The paper was submitted to arXiv and was explored in a report earlier this week in MIT Technology Review, which examines their research. The team used a neural network that contains 11 levels of neurons trained to spot numbers in images. The researchers describe the network as "a deep convolutional neural network that operates directly on the image pixels." They said they used the DistBelief implementation of deep neural networks to train large, distributed neural networks on high-quality images. "We find that the performance of this approach increases with the depth of the convolutional network, with the best performance occurring in the deepest architecture we trained, with eleven hidden layers."

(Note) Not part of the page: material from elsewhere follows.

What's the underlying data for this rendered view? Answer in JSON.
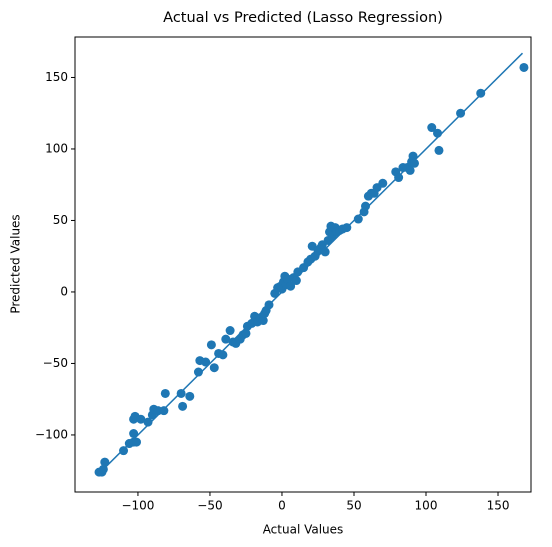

At specific operating thresholds, the performance of the proposed system, they said, is comparable to that of human operators. "To date, our system has helped us extract close to 100 million physical street numbers from Street View imagery worldwide."
As MIT Technology Review points out, the very task of matching any building number to its location is not always easy. There are places in the world where buildings are not numbered in clear patterns and Wired made the point that some house numbers carry styles and character arrangements that make identification difficult.
Nonetheless, Goodfellow and team forged ahead, unleashing the network, designed with a number of built-in assumptions to ease the effort, including fixed length: The team assumed that the numbers showing up in any image were at least one third the width of the resulting frame. "In this work we assume that the street numbers have already been roughly localized, so that the input image contains only one street number, and the street number itself is usually at least one third as wide as the image itself." They also assumed that a number would not exceed five digits. "One special property of the street number transcription problem is that the sequences are of bounded length. Very few street numbers contain more than five digits, so we can use models that assume the sequence length n is at most some constant N, with N = 5 for this work."
The authors believe the Street View experience with a neural network could apply to other excursions in technology research. "This approach of using a single neural network as an entire end-to-end system could be applicable to other problems, such as general text transcription or speech recognition."
Goodfellow's research work at the Université de Montréal has been in machine learning and computer vision.
The authors have also submitted the paper to the ICLR 2014.